Figure 3-9. Semi-Fowler's Position
Figure 3-9. Semi-Fowler’s Position

(6) Provide a clean work area.

(7) Wash your hands.

(8) Open the suction kit and sterile 2 x 2-inch sponges, using the wrapper to create a sterile field.

(9) Pour 30 to 50 cc of sterile normal saline into the sterile solution container using aseptic technique.

(10) Turn on the suction unit and set the desired pressure according to equipment specification or the physician’s order.

(11) Put on the sterile gloves.

(12) Attach the sterile suction catheter to the connecting tubing by holding the catheter in your dominant hand (sterile hand) and the connecting tube in you nondominant hand (nonsterile hand).

(13) Moisten the suction catheter tip with the sterile normal saline solution.

(14) Instruct an assistant to hyperoxygenate the patient if ordered by physician.

(a) Patients should be hyperoxygenated prior to suctioning and between suction attempts by means of a ventilator or a manual resuscitator attached to an oxygen flowmeter set at 100% oxygen.

(b) This step limits the hypoxia caused by the suctioning.

(15) Insert the sterile suction catheter gently into the endotracheal tube until resistance is felt, then pull back slightly.

(a) Suction should not be applied during catheter insertion to prevent injury to the mucous membranes.

(b) The depth of suctioning may be determined by the physician’s order or by the health care facility’s policy.

(16) Place the thumb of your nondominant (nonsterile) hand over the suction control.

(17) Rotate the catheter between the thumb and index fingers of your sterile hand while applying intermittent suction and withdrawing the catheter.

(a) Do not suction for longer than 10 seconds.

(b) Secretions trapped near inflated endotracheal cuffs should be removed at least every 8 hours by deflating the cuff and performing both oropharyngeal and tracheal suctioning using appropriate techniques.

(c) Reinflate the cuff to the minimum occluding volume or according to physician’s order.

(18) Rinse the suction catheter in sterile saline.

(19) Instruct an assistant to hyperoxygenate the patient between suction attempts.

(20) Instill 5 cc of sterile normal saline into the trachea if ordered by the physician and, if secretion is thick, wait 5 seconds and suction the patient again.

(a) Thick secretions may be controlled by instilling 5 cc of sterile normal saline into the endotracheal tube immediately prior to suctioning.

(b) Increasing airway humidity will also assist in liquefying secretions.

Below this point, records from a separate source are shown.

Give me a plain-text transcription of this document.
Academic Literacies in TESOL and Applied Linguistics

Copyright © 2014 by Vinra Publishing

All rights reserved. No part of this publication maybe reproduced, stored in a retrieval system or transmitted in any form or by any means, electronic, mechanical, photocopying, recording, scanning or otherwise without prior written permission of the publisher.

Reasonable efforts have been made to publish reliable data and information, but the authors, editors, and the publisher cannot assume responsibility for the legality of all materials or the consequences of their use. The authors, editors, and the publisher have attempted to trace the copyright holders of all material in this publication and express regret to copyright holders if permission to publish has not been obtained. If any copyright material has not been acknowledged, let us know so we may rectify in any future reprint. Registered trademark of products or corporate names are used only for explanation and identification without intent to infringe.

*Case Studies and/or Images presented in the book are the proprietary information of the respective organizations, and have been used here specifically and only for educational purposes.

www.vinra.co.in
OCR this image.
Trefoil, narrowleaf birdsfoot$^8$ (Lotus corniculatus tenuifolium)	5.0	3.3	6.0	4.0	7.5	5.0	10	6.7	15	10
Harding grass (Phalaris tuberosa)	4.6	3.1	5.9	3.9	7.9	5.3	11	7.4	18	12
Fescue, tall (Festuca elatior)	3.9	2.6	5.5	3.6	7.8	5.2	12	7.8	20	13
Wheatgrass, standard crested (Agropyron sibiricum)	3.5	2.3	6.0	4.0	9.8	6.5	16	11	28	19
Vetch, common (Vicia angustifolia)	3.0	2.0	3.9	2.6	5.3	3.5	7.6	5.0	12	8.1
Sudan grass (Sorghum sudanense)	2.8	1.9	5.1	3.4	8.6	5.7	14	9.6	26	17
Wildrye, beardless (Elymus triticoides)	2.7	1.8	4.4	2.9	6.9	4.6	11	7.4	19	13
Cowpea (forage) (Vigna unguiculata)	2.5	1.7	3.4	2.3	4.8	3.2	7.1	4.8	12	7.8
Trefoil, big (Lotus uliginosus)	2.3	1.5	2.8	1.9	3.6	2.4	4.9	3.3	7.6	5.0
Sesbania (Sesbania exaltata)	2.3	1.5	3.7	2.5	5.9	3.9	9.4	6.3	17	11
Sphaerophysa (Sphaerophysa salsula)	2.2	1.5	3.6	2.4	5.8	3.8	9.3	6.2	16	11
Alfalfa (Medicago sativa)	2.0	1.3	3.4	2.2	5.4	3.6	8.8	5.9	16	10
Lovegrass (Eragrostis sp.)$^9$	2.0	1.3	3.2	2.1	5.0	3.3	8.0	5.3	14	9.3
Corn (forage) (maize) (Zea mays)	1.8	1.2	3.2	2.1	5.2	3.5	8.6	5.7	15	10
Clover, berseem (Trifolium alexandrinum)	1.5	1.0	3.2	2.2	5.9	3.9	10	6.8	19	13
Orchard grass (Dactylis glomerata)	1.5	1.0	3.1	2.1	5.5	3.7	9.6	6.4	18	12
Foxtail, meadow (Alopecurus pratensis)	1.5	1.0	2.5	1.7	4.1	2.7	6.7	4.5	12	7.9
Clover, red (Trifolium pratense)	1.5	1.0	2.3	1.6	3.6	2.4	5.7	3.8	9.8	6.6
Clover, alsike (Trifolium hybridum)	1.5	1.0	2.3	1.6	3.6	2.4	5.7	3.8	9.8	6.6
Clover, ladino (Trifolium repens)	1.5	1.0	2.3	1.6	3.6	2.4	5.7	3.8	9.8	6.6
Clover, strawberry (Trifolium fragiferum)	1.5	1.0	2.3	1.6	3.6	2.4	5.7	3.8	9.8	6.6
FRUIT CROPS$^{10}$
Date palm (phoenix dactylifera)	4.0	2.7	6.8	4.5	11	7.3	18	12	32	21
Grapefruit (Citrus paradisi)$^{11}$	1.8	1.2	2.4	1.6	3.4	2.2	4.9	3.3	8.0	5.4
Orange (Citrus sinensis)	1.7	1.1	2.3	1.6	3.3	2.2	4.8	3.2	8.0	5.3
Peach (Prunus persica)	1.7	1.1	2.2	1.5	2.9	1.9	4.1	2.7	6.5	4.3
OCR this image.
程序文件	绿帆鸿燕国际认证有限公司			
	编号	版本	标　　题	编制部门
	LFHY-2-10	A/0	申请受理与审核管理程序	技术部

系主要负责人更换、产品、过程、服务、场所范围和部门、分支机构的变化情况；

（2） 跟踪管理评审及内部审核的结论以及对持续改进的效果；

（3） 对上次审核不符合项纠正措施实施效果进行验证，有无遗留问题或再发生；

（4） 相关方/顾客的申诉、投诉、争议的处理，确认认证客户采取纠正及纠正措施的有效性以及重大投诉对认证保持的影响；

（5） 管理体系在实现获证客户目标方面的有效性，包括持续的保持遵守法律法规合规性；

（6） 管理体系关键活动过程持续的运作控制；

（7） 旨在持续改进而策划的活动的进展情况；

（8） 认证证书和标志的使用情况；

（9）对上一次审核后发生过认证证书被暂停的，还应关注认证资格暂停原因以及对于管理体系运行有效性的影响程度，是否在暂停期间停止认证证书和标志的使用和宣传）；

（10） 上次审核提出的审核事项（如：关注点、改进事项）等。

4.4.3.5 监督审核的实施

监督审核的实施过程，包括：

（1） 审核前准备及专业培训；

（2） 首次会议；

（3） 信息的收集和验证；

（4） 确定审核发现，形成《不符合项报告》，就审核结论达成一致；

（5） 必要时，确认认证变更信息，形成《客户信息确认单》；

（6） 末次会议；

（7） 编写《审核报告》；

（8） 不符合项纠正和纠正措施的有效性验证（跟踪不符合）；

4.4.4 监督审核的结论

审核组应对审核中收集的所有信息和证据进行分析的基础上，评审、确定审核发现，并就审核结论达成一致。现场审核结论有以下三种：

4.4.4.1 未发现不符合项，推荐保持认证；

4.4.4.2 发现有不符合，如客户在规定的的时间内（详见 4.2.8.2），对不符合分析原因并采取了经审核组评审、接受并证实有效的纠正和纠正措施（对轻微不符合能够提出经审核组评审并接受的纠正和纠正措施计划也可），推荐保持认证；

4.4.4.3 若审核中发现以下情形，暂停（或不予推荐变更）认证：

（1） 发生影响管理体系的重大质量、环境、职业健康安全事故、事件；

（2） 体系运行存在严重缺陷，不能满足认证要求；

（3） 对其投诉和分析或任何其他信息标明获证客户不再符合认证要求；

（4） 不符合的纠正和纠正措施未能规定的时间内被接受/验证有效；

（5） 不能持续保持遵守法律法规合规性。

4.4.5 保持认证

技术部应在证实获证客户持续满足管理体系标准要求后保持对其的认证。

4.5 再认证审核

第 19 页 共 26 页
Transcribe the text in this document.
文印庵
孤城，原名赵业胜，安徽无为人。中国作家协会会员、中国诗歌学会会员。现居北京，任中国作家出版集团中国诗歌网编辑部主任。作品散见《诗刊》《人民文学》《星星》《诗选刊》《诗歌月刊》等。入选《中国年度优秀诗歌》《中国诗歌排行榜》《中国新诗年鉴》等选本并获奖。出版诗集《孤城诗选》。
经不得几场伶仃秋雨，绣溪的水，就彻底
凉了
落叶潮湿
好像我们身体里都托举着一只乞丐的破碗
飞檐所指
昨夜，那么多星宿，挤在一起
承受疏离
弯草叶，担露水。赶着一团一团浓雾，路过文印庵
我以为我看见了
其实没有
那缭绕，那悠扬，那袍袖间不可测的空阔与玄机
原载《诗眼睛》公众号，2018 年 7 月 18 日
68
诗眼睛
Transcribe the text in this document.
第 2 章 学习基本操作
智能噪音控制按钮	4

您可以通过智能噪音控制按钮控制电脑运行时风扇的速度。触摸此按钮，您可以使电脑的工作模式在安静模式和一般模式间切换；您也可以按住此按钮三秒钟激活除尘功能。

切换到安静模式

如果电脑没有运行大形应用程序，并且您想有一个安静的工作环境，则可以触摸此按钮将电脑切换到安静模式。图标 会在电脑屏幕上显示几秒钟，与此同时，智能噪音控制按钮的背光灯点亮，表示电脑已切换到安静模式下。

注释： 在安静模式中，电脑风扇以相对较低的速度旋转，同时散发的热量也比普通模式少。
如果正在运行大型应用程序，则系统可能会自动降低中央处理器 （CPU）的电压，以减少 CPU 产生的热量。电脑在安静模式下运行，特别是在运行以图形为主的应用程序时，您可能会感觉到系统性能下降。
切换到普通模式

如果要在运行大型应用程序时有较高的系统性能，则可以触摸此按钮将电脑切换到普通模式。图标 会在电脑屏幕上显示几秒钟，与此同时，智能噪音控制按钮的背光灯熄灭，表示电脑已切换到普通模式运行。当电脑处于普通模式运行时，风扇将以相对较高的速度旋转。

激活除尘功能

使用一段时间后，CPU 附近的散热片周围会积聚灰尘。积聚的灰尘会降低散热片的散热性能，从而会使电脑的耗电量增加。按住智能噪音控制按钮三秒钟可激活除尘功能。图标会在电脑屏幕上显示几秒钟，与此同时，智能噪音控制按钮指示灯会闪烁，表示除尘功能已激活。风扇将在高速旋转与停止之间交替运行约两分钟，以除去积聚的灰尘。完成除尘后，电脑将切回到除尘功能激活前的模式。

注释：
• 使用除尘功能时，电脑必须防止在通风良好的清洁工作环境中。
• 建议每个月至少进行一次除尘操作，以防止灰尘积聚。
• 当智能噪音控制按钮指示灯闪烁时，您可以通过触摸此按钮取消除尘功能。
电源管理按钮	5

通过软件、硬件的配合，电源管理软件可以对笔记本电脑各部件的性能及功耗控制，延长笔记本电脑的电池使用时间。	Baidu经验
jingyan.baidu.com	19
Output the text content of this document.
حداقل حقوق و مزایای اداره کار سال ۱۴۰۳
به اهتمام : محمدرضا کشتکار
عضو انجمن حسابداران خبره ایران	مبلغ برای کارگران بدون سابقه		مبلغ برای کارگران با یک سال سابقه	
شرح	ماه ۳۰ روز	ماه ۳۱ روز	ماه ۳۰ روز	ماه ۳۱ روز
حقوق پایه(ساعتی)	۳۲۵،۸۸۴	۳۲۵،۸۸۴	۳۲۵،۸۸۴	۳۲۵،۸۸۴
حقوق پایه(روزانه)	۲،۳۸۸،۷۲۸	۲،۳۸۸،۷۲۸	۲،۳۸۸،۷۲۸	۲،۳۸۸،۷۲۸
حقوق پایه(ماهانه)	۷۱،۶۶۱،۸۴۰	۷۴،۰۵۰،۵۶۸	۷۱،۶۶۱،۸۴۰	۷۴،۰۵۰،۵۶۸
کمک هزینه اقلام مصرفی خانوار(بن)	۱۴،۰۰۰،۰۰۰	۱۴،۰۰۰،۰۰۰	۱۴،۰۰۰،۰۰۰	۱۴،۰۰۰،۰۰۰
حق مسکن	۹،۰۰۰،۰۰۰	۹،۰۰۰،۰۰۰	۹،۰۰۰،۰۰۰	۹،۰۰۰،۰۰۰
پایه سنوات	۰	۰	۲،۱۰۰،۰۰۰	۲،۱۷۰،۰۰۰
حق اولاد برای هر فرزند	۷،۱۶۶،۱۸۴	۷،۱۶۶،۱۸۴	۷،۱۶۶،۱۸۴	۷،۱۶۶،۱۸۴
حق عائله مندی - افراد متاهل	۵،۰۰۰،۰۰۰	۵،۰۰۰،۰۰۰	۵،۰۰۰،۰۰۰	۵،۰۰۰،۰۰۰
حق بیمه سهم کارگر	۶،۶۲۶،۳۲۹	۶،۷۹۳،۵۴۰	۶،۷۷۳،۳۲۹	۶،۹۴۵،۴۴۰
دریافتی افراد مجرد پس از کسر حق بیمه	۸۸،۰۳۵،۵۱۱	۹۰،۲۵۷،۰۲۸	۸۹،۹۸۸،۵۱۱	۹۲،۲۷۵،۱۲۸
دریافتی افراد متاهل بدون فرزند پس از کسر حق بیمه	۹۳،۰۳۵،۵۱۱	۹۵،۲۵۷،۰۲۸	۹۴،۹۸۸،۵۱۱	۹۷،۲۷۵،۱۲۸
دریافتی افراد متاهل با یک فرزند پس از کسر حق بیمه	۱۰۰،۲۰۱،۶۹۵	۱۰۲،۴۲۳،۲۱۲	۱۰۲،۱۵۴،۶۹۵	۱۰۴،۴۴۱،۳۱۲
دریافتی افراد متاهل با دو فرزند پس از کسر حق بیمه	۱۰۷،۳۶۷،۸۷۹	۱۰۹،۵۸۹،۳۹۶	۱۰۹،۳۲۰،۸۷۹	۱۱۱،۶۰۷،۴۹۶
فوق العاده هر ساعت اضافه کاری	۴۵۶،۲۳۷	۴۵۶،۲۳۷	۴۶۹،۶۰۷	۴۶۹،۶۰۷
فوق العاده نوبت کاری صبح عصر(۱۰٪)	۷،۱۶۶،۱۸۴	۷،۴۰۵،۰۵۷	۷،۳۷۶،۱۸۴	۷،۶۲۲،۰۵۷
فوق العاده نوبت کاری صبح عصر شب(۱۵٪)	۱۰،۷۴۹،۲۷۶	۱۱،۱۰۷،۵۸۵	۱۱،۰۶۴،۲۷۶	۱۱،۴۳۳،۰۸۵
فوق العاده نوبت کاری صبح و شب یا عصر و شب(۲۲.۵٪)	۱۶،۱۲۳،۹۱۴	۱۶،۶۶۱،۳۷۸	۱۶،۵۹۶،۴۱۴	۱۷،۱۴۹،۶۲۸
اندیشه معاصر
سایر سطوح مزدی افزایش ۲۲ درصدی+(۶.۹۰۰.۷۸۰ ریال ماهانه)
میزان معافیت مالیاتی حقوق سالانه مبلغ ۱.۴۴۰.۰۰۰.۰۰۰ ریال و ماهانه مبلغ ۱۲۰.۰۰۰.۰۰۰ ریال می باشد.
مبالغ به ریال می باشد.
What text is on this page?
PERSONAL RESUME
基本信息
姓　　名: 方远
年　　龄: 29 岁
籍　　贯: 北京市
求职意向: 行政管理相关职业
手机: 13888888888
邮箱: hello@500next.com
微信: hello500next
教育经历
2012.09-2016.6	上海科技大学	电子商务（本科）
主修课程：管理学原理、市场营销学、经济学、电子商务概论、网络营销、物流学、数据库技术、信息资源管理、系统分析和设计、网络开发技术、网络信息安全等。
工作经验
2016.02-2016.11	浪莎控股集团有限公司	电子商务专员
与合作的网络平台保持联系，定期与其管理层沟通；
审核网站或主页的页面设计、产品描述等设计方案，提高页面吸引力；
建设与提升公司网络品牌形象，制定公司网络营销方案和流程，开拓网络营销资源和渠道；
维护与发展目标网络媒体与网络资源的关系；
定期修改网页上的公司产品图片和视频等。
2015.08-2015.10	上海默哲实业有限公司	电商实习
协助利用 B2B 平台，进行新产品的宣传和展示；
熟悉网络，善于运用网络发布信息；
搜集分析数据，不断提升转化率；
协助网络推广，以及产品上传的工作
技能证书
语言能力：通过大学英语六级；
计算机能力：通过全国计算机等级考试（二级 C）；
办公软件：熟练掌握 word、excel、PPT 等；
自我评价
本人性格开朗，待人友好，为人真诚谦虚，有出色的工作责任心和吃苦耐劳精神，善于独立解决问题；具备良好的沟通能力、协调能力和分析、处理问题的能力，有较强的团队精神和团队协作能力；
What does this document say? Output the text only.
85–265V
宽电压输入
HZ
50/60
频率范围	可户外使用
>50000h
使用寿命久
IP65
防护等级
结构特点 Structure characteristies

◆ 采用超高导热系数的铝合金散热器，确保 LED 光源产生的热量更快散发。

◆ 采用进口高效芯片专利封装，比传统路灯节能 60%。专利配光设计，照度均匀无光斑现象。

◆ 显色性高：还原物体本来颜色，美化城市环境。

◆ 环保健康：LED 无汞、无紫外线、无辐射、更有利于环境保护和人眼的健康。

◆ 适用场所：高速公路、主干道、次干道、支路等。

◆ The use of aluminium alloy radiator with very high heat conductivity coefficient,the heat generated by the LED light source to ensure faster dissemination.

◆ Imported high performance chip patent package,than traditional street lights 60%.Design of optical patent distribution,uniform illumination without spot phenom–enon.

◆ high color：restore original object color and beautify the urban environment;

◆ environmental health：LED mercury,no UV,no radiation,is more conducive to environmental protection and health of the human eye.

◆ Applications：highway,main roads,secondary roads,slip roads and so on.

(21) Repeat the suction procedure until the airway is clear, rinsing the catheter and hyperoxygenating the patient.

(22) Perform oropharyngeal suctioning, if possible.

(23) Shut off the suction machine.

(24) Remove your gloves and place them in the waste receptacle.

(25) Determine the patient’s airway patency and vital signs.

(26) Assist the patient to a comfortable position.

(27) Discard the suction kit equipment and return all equipment to the appropriate area.

(28) Wash your hands.

(29) Record procedure and report significant observations to the Charge Nurse.

(a) Time, frequency of the procedure, and name of the person performing the procedure.

(b) Hyperoxygenation procedure and the equipment used.

(c) Specific assessment parameters including color, amount, consistency, odor of the secretions, vital signs, and breath sounds.

(d) Instillation of normal saline during the procedure, if possible.

(e) The patient’s reaction to the procedure and the position in bed, if appropriate.

(f) The type of respiratory care equipment attached to the endotracheal tube following the procedure, as appropriate.

(g) Any patient teaching done and the patient’s level of understanding.